Plus: you get some added features from moving to the Vivosmart HR from the Vivosmart classic:

- Always on display (black background, white font - an LCD display that lights up when touched or when activity is started or notification arrives.
- Additional data (it can display weather on one of the swipe screens, transferred via Bluetooth when connected to your phone)
- And, drum roll please... Garmin's new proprietary optical HR monitoring that can not only take and track resting HR, but can also "broadcast" the HR signal to other ANT devices like any other Garmin HR strap would.  

Initial experience is positive and makes me think this might not end up back in the shopping cart behind the customer support counter at Best Buy.

1. The device is comfortable.  The strap is very soft, even when buckled with some firmness (which seems to help HR readings vs letting it dangle like a bangle on your forearm).  

2. Advantage to always on display.  One thing I forgot - whether its a fitness band or a running watch, the basic function of Time is underrated.  Its nice to see the time without having to raise your forearm on demand.

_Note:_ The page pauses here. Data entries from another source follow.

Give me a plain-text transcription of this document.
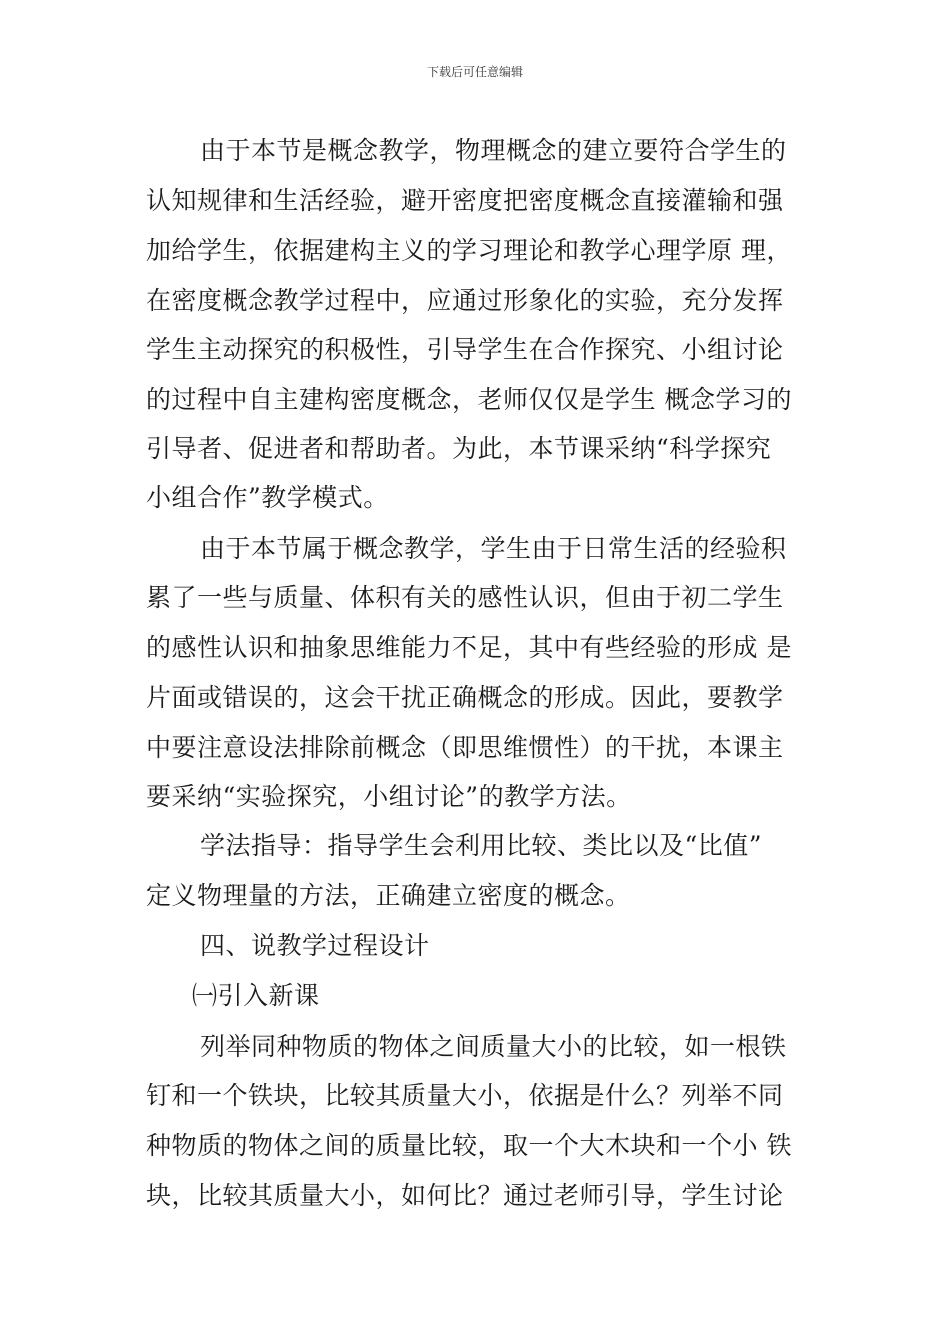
下载后可任意编辑
由于本节是概念教学，物理概念的建立要符合学生的
认知规律和生活经验，避开密度把密度概念直接灌输和强
加给学生，依据建构主义的学习理论和教学心理学原 理，
在密度概念教学过程中，应通过形象化的实验，充分发挥
学生主动探究的积极性，引导学生在合作探究、小组讨论
的过程中自主建构密度概念，老师仅仅是学生 概念学习的
引导者、促进者和帮助者。为此，本节课采纳“科学探究
小组合作”教学模式。
由于本节属于概念教学，学生由于日常生活的经验积
累了一些与质量、体积有关的感性认识，但由于初二学生
的感性认识和抽象思维能力不足，其中有些经验的形成 是
片面或错误的，这会干扰正确概念的形成。因此，要教学
中要注意设法排除前概念（即思维惯性）的干扰，本课主
要采纳“实验探究，小组讨论”的教学方法。
学法指导：指导学生会利用比较、类比以及“比值”
定义物理量的方法，正确建立密度的概念。
四、说教学过程设计
㈠引入新课
列举同种物质的物体之间质量大小的比较，如一根铁
钉和一个铁块，比较其质量大小，依据是什么？列举不同
种物质的物体之间的质量比较，取一个大木块和一个小 铁
块，比较其质量大小，如何比？通过老师引导，学生讨论
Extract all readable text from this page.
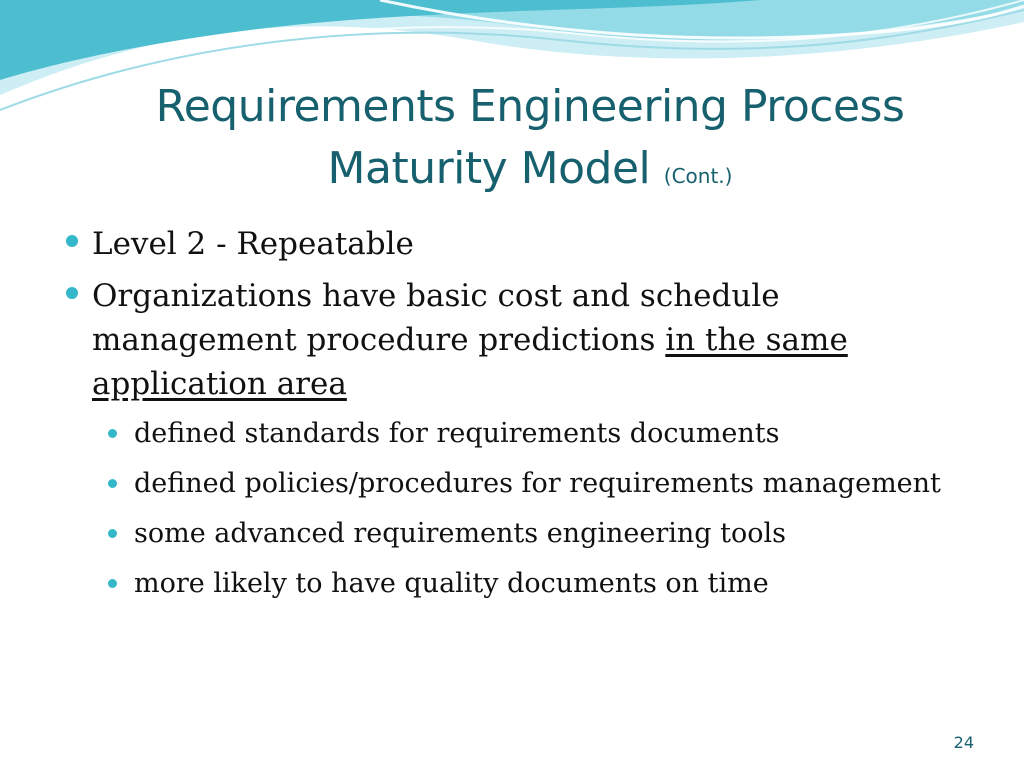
Requirements Engineering Process
Maturity Model (Cont.)
Level 2 - Repeatable
Organizations have basic cost and schedule management procedure predictions in the same application area
defined standards for requirements documents
defined policies/procedures for requirements management
some advanced requirements engineering tools
more likely to have quality documents on time
24
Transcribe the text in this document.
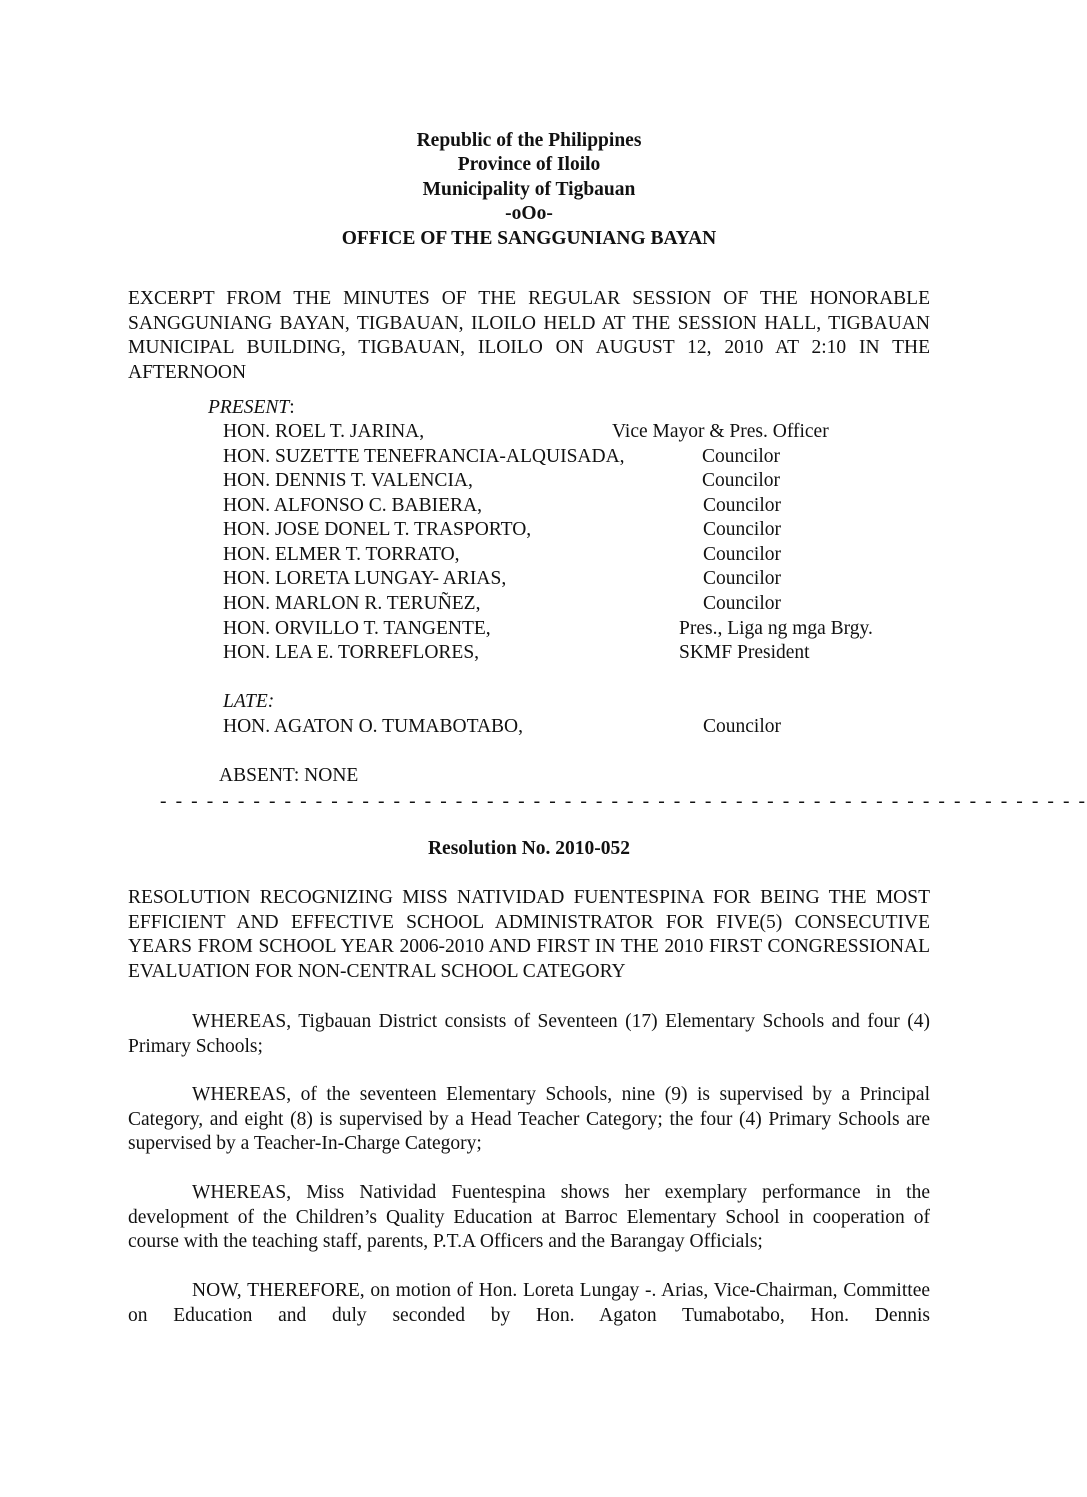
Republic of the Philippines
Province of Iloilo
Municipality of Tigbauan
-oOo-
OFFICE OF THE SANGGUNIANG BAYAN
EXCERPT FROM THE MINUTES OF THE REGULAR SESSION OF THE HONORABLE SANGGUNIANG BAYAN, TIGBAUAN, ILOILO HELD AT THE SESSION HALL, TIGBAUAN MUNICIPAL BUILDING, TIGBAUAN, ILOILO ON AUGUST 12, 2010 AT 2:10 IN THE AFTERNOON
PRESENT:
HON. ROEL T. JARINA,	Vice Mayor & Pres. Officer
HON. SUZETTE TENEFRANCIA-ALQUISADA,	Councilor
HON. DENNIS T. VALENCIA,	Councilor
HON. ALFONSO C. BABIERA,	Councilor
HON. JOSE DONEL T. TRASPORTO,	Councilor
HON. ELMER T. TORRATO,	Councilor
HON. LORETA LUNGAY- ARIAS,	Councilor
HON. MARLON R. TERUÑEZ,	Councilor
HON. ORVILLO T. TANGENTE,	Pres., Liga ng mga Brgy.
HON. LEA E. TORREFLORES,	SKMF President
LATE:
HON. AGATON O. TUMABOTABO,	Councilor
ABSENT: NONE
- - - - - - - - - - - - - - - - - - - - - - - - - - - - - - - - - - - - - - - - - - - - - - - - - - - - - - - - - - - -
Resolution No. 2010-052
RESOLUTION RECOGNIZING MISS NATIVIDAD FUENTESPINA FOR BEING THE MOST EFFICIENT AND EFFECTIVE SCHOOL ADMINISTRATOR FOR FIVE(5) CONSECUTIVE YEARS FROM SCHOOL YEAR 2006-2010 AND FIRST IN THE 2010 FIRST CONGRESSIONAL EVALUATION FOR NON-CENTRAL SCHOOL CATEGORY
WHEREAS, Tigbauan District consists of Seventeen (17) Elementary Schools and four (4) Primary Schools;
WHEREAS, of the seventeen Elementary Schools, nine (9) is supervised by a Principal Category, and eight (8) is supervised by a Head Teacher Category; the four (4) Primary Schools are supervised by a Teacher-In-Charge Category;
WHEREAS, Miss Natividad Fuentespina shows her exemplary performance in the development of the Children’s Quality Education at Barroc Elementary School in cooperation of course with the teaching staff, parents, P.T.A Officers and the Barangay Officials;
NOW, THEREFORE, on motion of Hon. Loreta Lungay -. Arias, Vice-Chairman, Committee on Education and duly seconded by Hon. Agaton Tumabotabo, Hon. Dennis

3. The HR monitor seems to work pretty well.  I've always been partial to chest straps, especially the new Garmin soft strap.  They do a good job for me in reliably capturing HR data, except when super sweaty.  Obviously, they aren't for 24 hour use.  Garmin's new optical monitor seems to be fairly reliable in both resting HR monitoring (its been showing an accurate resting HR) and for exercise (see below -- the first part around was an 8 minute brisk treadmill walk, followed by a two minute sprint at the end and a one minute cool down).

This isn't a hardcore workout/test, but it is a good sign.  Garmin is smoothing out the HR nicely in the graph, and the optical device is pretty responsive.  Better than a stick in the eye (fail) on day one.  

The only concern I have at hour 8 of ownership is battery life.  4-5 days is the claim; I'd hope I could get to the outer edge of that period on a regular basis since part of the charm of these devices is not having to do a nightly Apple Watch like charge up.  I'll report back here with updates by the end of the week about HR accuracy, broadcasting, and battery.  Over and out for now.